What are the Elements of a Brand?

VisionTEK

Last Update 3 jaar geleden

Branded items are made of various materials and have a wide range of costs. 


The areas of interest in branded items come as the matter of the next concept of the series: branding.


Brands typically have a core or a compass that directs, leads, and guides the brand. This center is driven by a set of brand archetypes and a motivation, which represent personality traits, a well placed brand personality, and a distinctive promise which fills a gap in the market.


Brand Compass

The brand compass is a summary of the most fundamental truths about your brand. It’s the outcome of the process of collecting data, research and position statements.


A brand compass charts the direction of your company and why. It consists of five parts such as purpose, vision, mission, values, and strategic objectives.


You are the business's method for solving the most fundamental question your company faces: Why are we getting out of bed in the morning? Your vision is the ultimate end state you wish to bring about with your work.


Your mission statement includes your definition of your goals in your career, outlines how you plan to achieve them, and to set some personal milestones for your progress.

Brand Archetype

While brand identity is the most powerful way to create and nurture a strong brand, only brand archetypes can deliver a brand's strength beyond what can be summed up with one very simplistic idea.


Although inspired by thinkers such as Plato, Freud, Jung and Joseph Campbell, archetypes are empirical ideational entities that are shared by, or find their "meaning" in our connection with, others in the population.


Identifying, which archetype your company embodies, can allow for you to dramatize the stories you want to tell about your brand using themes that people already understand and might identify with.

Brand Personality

Brand personality refers to the way a brand, service, or organization looks and sounds like a person.
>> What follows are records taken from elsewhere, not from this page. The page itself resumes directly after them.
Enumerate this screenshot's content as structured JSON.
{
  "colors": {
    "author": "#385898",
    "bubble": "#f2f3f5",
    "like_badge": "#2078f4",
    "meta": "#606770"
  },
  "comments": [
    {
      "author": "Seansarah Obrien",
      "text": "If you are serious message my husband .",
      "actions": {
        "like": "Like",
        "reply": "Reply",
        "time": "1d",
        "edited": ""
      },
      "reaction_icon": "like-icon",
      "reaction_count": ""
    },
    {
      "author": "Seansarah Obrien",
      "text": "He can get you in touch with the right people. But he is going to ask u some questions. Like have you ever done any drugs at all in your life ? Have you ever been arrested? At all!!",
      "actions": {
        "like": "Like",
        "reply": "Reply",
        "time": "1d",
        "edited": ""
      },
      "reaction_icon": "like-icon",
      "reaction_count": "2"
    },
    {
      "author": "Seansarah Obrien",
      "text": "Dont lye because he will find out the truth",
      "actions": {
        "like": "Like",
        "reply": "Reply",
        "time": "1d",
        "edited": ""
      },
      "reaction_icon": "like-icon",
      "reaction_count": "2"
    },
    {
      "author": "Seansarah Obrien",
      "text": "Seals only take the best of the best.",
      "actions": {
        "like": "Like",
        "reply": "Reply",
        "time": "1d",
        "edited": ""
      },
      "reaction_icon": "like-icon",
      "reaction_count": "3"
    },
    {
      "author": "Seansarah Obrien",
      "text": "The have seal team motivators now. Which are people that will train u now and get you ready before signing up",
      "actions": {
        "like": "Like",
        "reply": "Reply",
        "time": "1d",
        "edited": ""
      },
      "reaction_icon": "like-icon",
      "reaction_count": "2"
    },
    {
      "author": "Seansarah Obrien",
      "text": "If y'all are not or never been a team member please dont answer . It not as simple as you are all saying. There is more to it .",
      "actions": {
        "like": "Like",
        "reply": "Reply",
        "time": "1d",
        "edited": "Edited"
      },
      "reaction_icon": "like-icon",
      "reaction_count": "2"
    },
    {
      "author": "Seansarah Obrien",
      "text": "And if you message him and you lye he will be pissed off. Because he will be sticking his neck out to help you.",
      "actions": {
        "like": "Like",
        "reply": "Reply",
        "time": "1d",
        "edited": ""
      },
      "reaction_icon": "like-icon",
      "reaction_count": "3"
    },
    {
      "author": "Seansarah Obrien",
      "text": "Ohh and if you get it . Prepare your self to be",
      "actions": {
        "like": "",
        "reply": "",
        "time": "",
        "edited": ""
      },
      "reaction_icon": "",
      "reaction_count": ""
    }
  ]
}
It represents the brand perception. It is a spectrum of characteristics and behaviors that encompass everything from the brand story to the corporate identity.


Brand personality is what makes Apple the trendsetting auteur, or REI the pioneer in outdoor pursuits the fashion-conscious retailer.


A brand’s personality is one of the main reasons it is distinctive from others in its category, and the basis for the deep relationships customers experience with it.

Competitive Advantage

Your competitive advantage is what you do better than any other company or organization.


To successfully define a sustainable competitive advantage, any business must understand what competitors have caught up to and stay ahead. As a result, it is critically important to clearly articulate how one’s business is different from its competition.


No single value proposition will always be sustainable as a business switch. However, the focus should always be on the customer.


To get an accurate end result, you need a framework that takes into consideration your business’s unique value, the customers you serve, and the competition you are up against.

Brand Promise

Your brand promise is the solemn pledge you make to those you serve. Think “safety” and Volvo. For decades, Volvo has promised their customers the safest cars on the market. And they’ve delivered on it.


Your brand promise is expressed in many forms: taglines, messaging, advertisements, social media, and beyond. It can be explicitly stated or subtly implied.


An explicit brand promise is more immediate than an implicit one, but it’s important to keep in mind: the more explicit your promise, the higher the expectations that you will deliver on it.


The most important part of any brand promise is that it is kept—every time.

Visual Identity

Your brand’s visual identity is the integrated system of visual elements that make it recognizable and differentiated. These include your logo, color scheme, typography, photography, iconography, etc.


An effective visual identity will embody all of the defining characteristics of your brand, including your brand compass, personality, promise, and archetype.


Your brand’s visual identity is its stamp on the world—an aesthetic system full of meaning that has the power to communicate your brand’s essence in a visual instant to all who experience it.

Verbal Identity

In contrast to its visual identity, your brand’s verbal identity is the integrated system of words and messaging that differentiate your brand and make it recognizable to audiences.


Your verbal identity includes things like your name, tagline, brand voice, brand story, brand messaging, and copywriting.


A brand’s name and tagline are its most immediate face to the world. They should be replete with meaning—either intrinsically or as the result of methodical brand narrative.


Its verbal identity humanizes your brand, making it identifiable to your customers. In every instance in which your brand’s voice is heard, whether via marketing collateral, advertising scripts, or website copy, your customers should be able to recognize it immediately—like an old friend on the other end of the telephone.